Achievements of Sickle Cell Mission

Also read: Your Kidneys Could Be Silently At Risk From Work Stress And Unhealthy Habits, Experts Warn

India contributes a significant proportion of global sickle cell births every year, making it a major public health concern.

The disease is particularly prevalent in several regions of India, especially among tribal and underserved populations in states such as Madhya Pradesh, Maharashtra, Chhattisgarh, Gujarat, Odisha and Rajasthan.

One of the major achievements of the Sickle Cell Elimination mission has been bringing attention to a disease that had long remained neglected. Previously, policy-making, implementation, and fund allocation for sickle cell disease in high-burden states were limited.

The mission has brought a strong focus on sickle cell disease, prompting states with a high disease burden, including Madhya Pradesh, Chhattisgarh, Odisha, Gujarat and Maharashtra, to actively work on policy-making and implementation.

The primary objective of the mission has been prevention. Dr. Gaurav told HealthandMe that prevention can only happen when individuals know their sickle cell status and whether they carry the gene responsible for the disease.

“Once identified, individuals can receive counselling on how the disease can be prevented. Proper genetic counselling can help families understand the risks associated with passing the condition to future generations,” he said.

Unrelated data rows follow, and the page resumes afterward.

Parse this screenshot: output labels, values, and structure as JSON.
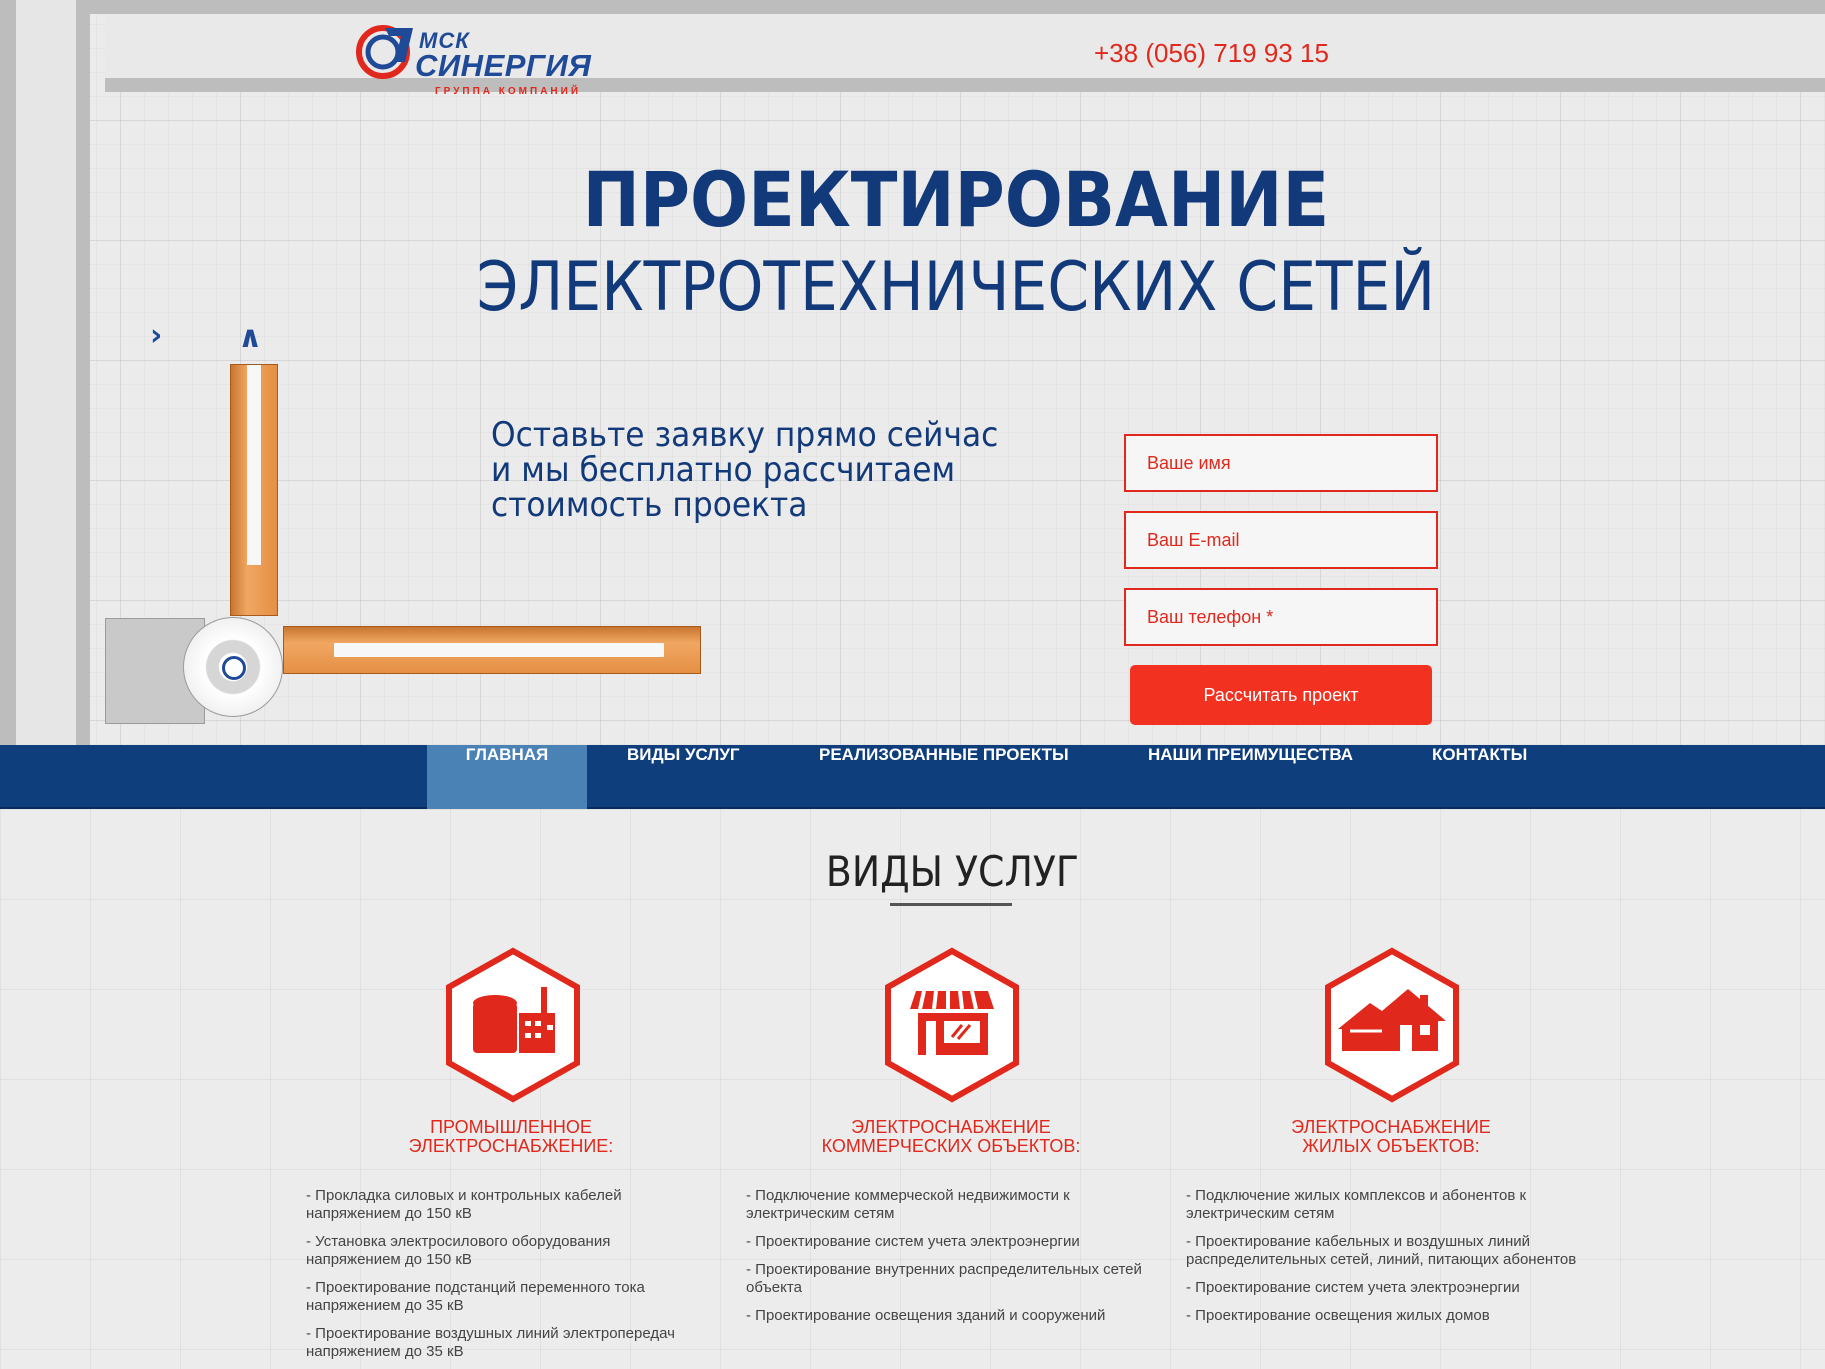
{
  "header": {
    "logo": {
      "line1": "МСК",
      "line2": "СИНЕРГИЯ",
      "tagline": "ГРУППА КОМПАНИЙ"
    },
    "phone": "+38 (056) 719 93 15"
  },
  "hero": {
    "title_line1": "ПРОЕКТИРОВАНИЕ",
    "title_line2": "ЭЛЕКТРОТЕХНИЧЕСКИХ СЕТЕЙ",
    "cta_lines": [
      "Оставьте заявку прямо сейчас",
      "и мы бесплатно рассчитаем",
      "стоимость проекта"
    ],
    "form": {
      "name_placeholder": "Ваше имя",
      "email_placeholder": "Ваш E-mail",
      "phone_placeholder": "Ваш телефон *",
      "submit_label": "Рассчитать проект"
    }
  },
  "nav": {
    "items": [
      {
        "label": "ГЛАВНАЯ",
        "active": true
      },
      {
        "label": "ВИДЫ УСЛУГ",
        "active": false
      },
      {
        "label": "РЕАЛИЗОВАННЫЕ ПРОЕКТЫ",
        "active": false
      },
      {
        "label": "НАШИ ПРЕИМУЩЕСТВА",
        "active": false
      },
      {
        "label": "КОНТАКТЫ",
        "active": false
      }
    ]
  },
  "services": {
    "title": "ВИДЫ УСЛУГ",
    "cards": [
      {
        "icon": "factory-icon",
        "title_line1": "ПРОМЫШЛЕННОЕ",
        "title_line2": "ЭЛЕКТРОСНАБЖЕНИЕ:",
        "items": [
          "- Прокладка силовых и контрольных кабелей напряжением до 150 кВ",
          "- Установка электросилового оборудования напряжением до 150 кВ",
          "- Проектирование подстанций переменного тока напряжением до 35 кВ",
          "- Проектирование воздушных линий электропередач напряжением до 35 кВ"
        ]
      },
      {
        "icon": "shop-icon",
        "title_line1": "ЭЛЕКТРОСНАБЖЕНИЕ",
        "title_line2": "КОММЕРЧЕСКИХ ОБЪЕКТОВ:",
        "items": [
          "- Подключение коммерческой недвижимости к электрическим сетям",
          "- Проектирование систем учета электроэнергии",
          "- Проектирование внутренних распределительных сетей объекта",
          "- Проектирование освещения зданий и сооружений"
        ]
      },
      {
        "icon": "house-icon",
        "title_line1": "ЭЛЕКТРОСНАБЖЕНИЕ",
        "title_line2": "ЖИЛЫХ ОБЪЕКТОВ:",
        "items": [
          "- Подключение жилых комплексов и абонентов к электрическим сетям",
          "- Проектирование кабельных и воздушных линий распределительных сетей, линий, питающих абонентов",
          "- Проектирование систем учета электроэнергии",
          "- Проектирование освещения жилых домов"
        ]
      }
    ]
  },
  "colors": {
    "brand_blue": "#12397a",
    "nav_blue": "#0f3e7d",
    "nav_active": "#4a82b6",
    "accent_red": "#e0281c",
    "button_red": "#f23121"
  }
}
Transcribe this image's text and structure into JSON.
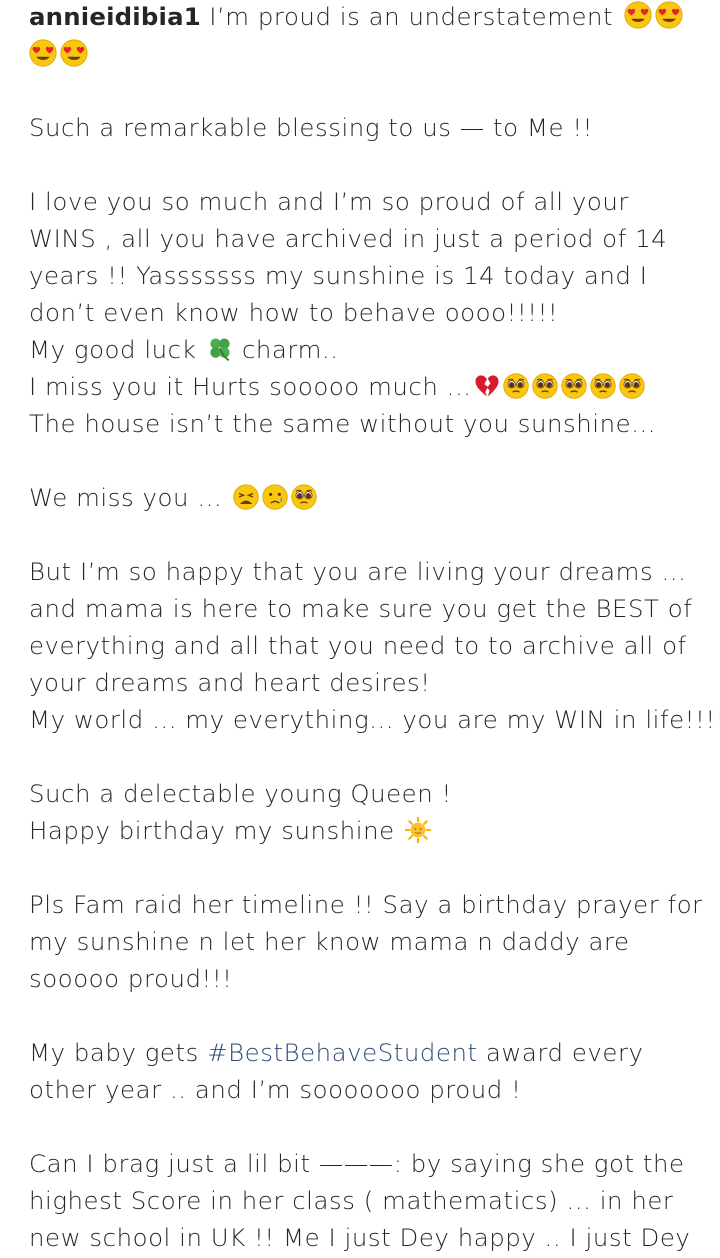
{
  "post": {
    "username": "annieidibia1",
    "caption_lines": [
      " I’m proud is an understatement",
      "Such a remarkable blessing to us — to Me !!",
      "I love you so much and I’m so proud of all your",
      "WINS , all you have archived in just a period of 14",
      "years !! Yasssssss my sunshine is 14 today and I",
      "don’t even know how to behave oooo!!!!!",
      "My good luck",
      "charm..",
      "I miss you it Hurts sooooo much ...",
      "The house isn’t the same without you sunshine...",
      "We miss you ...",
      "But I’m so happy that you are living your dreams ...",
      "and mama is here to make sure you get the BEST of",
      "everything and  all that you need to to archive all of",
      "your dreams and heart desires!",
      "My world ... my everything... you are my WIN in life!!!!",
      "Such a delectable young Queen !",
      "Happy birthday my sunshine",
      "Pls Fam raid her timeline !! Say a birthday prayer for",
      "my sunshine n let her know mama n daddy are",
      "sooooo proud!!!",
      "My baby gets",
      "#BestBehaveStudent",
      " award every",
      "other year .. and I’m sooooooo proud !",
      " Can I brag just a lil bit ———: by saying she got the",
      "highest Score in her class ( mathematics) ... in her",
      "new school in UK !! Me I just Dey happy .. I just Dey"
    ]
  },
  "emojis": {
    "heart_eyes": "heart-eyes-emoji",
    "clover": "four-leaf-clover-emoji",
    "broken_heart": "broken-heart-emoji",
    "pleading": "pleading-face-emoji",
    "weary": "weary-face-emoji",
    "crying": "crying-face-emoji",
    "sun": "sun-with-face-emoji"
  },
  "colors": {
    "text": "#262626",
    "hashtag": "#2a4a72",
    "background": "#ffffff"
  }
}
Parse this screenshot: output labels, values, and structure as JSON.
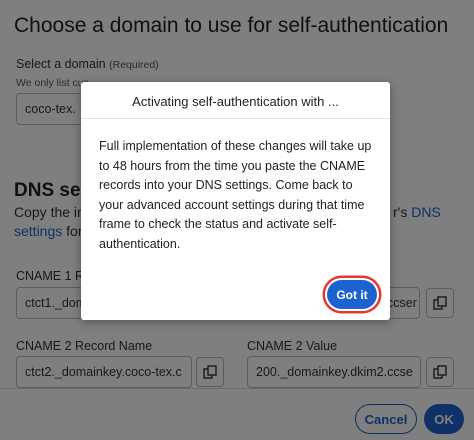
{
  "page": {
    "title": "Choose a domain to use for self-authentication",
    "domain_label": "Select a domain",
    "required_note": "(Required)",
    "domain_hint": "We only list cus",
    "domain_value": "coco-tex.",
    "dns_title": "DNS setti",
    "dns_text_line1": "Copy the in",
    "dns_text_line1_right": "r's",
    "dns_link_right": "DNS",
    "dns_link_line2": "settings",
    "dns_text_line2": "for",
    "cname1_label": "CNAME 1 Reco",
    "cname1_name_value": "ctct1._dom",
    "cname1_value_value": "ccser",
    "cname2_label": "CNAME 2 Record Name",
    "cname2_name_value": "ctct2._domainkey.coco-tex.c",
    "cname2_value_label": "CNAME 2 Value",
    "cname2_value_value": "200._domainkey.dkim2.ccse"
  },
  "footer": {
    "cancel_label": "Cancel",
    "ok_label": "OK"
  },
  "modal": {
    "title": "Activating self-authentication with ...",
    "body": "Full implementation of these changes will take up to 48 hours from the time you paste the CNAME records into your DNS settings. Come back to your advanced account settings during that time frame to check the status and activate self-authentication.",
    "button_label": "Got it"
  },
  "colors": {
    "primary": "#1c62d1",
    "highlight_ring": "#e5382c",
    "overlay": "rgba(0,0,0,0.5)"
  },
  "icons": {
    "copy": "copy-icon"
  }
}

Following the implementation of the mission, large-scale screening programs have been conducted, particularly in high-burden states. These efforts have led to the identification of significant numbers of people with sickle cell trait as well as individuals with homozygous sickle cell disease.

Another key objective of the mission is to provide optimal supportive care to patients. Many patients have been linked to nearby Primary Health Centers (PHCs) and Community Health Centers (CHCs) to ensure access to regular medicines and supportive treatments such as hydroxyurea. Associated genetic counselling has also been initiated as part of these efforts.

To help reduce the number of children born with severe disease, Dr Gaurav urged for further boosting

• awareness of carrier status,
• access to genetic counseling
• wider implementation of screening programs.

What Is Sickle Cell Disease?

Sickle Cell Disease is an inherited blood disorder that affects the shape and function of red blood cells. Instead of being round and flexible, the red blood cells become sickle or crescent-shaped, making it difficult for them to move smoothly through blood vessels.

This can lead to severe anemia, recurrent episodes of pain, infections, organ damage and, in some cases, life-threatening complications such as stroke or acute chest syndrome.

The impact of Sickle Cell Disease extends far beyond physical symptoms, Dr Gaurav said. Children living with the condition often experience repeated hospital visits, missed school days and limitations in daily activities.

Parents frequently face emotional distress, financial strain and the challenge of managing a lifelong medical condition.

Why Early Diagnosis Matters

Dr Gaurav said that one of the biggest challenges is that many children are diagnosed only after symptoms begin to appear. Early screening can help identify affected infants before serious complications develop, allowing doctors to initiate preventive care and monitor the disease more effectively.

Newborn screening programs, regular follow-ups, and access to specialized care can significantly improve the quality of life and reduce the risk of long-term complications, the expert told HealthandMe.